For their analysis, the researchers compared the exomes of 250 cerebral palsy family trios with those of 1,789 control trios. They found an enrichment of damaging mutations in cerebral palsy cases, with "damaging" being defined as loss-of-function, missense, or deleterious variants.
They also found that nearly 12 percent of the cerebral palsy cases in their cohort could be attributed to an excess of damaging de novo mutations, and that there was greater enrichment of damaging mutations in idiopathic compared to environmental cerebral palsy cases.
Next, the researchers identified eight genes harboring two or more damaging de novo mutations. The gene-level enrichment of protein-damaging mutations in two of these genes, TUBA1A and CTNNB, strongly implicated them as bona fide cerebral palsy-associated genes, they wrote. Further, four of the eight genes, ATL1, CTNNB1, SPAST, and TUBA1A, have previously been associated with human cerebral palsy phenotypes.
They also identified damaging de novo mutations in RHOB and FBXO31. RHOB is known to control dendritic spine outgrowth but has not previously been associated with a human disease. FBXO31 is known to control axonal outgrowth and is essential for dendrite growth and neuronal migration in the developing brain.

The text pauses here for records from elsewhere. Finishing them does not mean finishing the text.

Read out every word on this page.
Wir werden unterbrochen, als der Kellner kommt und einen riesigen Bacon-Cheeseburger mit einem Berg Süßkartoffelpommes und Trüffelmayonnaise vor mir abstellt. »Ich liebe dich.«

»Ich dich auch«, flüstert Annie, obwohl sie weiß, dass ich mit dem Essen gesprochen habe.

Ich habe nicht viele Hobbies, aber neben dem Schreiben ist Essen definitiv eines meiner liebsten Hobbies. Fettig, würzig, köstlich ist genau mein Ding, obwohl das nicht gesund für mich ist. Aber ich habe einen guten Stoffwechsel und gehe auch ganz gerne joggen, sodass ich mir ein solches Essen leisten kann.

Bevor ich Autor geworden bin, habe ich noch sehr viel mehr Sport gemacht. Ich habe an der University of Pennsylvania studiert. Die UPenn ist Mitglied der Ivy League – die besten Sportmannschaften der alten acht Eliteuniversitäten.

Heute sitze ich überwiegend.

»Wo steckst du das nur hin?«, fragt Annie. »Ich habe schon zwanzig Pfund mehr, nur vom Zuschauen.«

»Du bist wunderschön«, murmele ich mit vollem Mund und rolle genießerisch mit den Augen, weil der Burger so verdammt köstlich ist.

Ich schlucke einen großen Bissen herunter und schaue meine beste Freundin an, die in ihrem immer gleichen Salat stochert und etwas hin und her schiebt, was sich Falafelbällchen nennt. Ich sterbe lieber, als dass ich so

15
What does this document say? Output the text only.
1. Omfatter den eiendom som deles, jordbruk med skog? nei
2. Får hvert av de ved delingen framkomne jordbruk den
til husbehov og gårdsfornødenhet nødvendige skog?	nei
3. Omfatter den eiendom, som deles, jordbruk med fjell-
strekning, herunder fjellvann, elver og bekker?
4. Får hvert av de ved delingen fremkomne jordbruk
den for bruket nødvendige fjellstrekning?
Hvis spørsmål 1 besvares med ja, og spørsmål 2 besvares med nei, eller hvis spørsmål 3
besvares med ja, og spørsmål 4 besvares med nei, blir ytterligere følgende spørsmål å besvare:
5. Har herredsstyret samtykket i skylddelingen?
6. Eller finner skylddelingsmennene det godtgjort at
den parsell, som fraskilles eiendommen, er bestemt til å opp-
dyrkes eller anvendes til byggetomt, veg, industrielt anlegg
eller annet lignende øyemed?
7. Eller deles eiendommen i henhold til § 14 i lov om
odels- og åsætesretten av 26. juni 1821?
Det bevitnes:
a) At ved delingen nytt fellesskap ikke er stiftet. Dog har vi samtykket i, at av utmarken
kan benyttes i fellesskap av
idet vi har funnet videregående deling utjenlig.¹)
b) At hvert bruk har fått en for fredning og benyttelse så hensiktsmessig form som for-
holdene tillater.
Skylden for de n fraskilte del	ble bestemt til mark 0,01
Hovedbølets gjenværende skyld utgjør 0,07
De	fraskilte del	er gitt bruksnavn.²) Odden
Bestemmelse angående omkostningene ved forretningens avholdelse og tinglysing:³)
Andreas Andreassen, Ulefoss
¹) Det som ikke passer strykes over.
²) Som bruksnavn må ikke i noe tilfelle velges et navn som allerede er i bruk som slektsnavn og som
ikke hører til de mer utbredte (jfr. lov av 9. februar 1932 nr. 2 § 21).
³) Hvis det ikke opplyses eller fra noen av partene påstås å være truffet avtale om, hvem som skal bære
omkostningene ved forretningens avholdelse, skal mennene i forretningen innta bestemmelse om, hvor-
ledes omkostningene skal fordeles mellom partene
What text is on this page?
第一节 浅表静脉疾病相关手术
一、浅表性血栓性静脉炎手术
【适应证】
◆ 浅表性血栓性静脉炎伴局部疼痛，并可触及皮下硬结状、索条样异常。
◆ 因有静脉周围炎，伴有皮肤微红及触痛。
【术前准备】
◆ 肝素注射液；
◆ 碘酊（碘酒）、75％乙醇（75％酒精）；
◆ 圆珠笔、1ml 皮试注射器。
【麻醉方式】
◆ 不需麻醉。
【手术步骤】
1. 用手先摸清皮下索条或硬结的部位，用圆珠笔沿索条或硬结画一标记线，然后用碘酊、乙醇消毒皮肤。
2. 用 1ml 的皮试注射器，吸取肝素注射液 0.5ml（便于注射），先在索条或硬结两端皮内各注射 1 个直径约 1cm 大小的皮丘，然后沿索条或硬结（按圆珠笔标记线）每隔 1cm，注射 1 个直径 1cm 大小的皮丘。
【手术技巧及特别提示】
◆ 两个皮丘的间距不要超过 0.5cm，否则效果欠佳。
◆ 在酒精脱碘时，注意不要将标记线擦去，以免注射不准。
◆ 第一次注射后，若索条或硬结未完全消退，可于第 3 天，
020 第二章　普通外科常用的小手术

The researcher also sought to determine the overlap between genes harboring rare damaging variants from their cerebral palsy cohort with known neurodevelopmental disorder risk genes and found substantial overlap between their cerebral palsy candidate gene list and disorders such as epilepsy, autism spectrum disorder, or intellectual disability. In contrast, there was no such overlap with Alzheimer's disease.
A total of 28.9 percent of cerebral palsy risk genes overlapped with genes linked to intellectual disability, 11.1 percent with genes involved in epilepsy, and 6.3 percent with genes implicated in autism spectrum disorder. There was also overlap with genes involved in other genetic neurodevelopmental disorders, indicating potential genetic pleiotropy and common etiologies of such co-occurring disorders.
"The cohort-wide enrichment of [de novo mutations] we detected is consistent with the observation that most cases of [cerebral palsy] occur sporadically," the authors wrote, adding that they estimate 75 genes to contribute to cerebral palsy through a de novo mechanism.
"Conservatively, we estimate that 14 percent of the cases in our cohort can be accounted for by damaging genomic variants," they wrote, as compared to birth-related hypoxia-ischemia, which is estimated to be involved in about 6 percent of cerebral palsy cases. This, they added, indicates "that genomic mutations represent an important, independent contributor to [cerebral palsy] etiology that historically has been overlooked."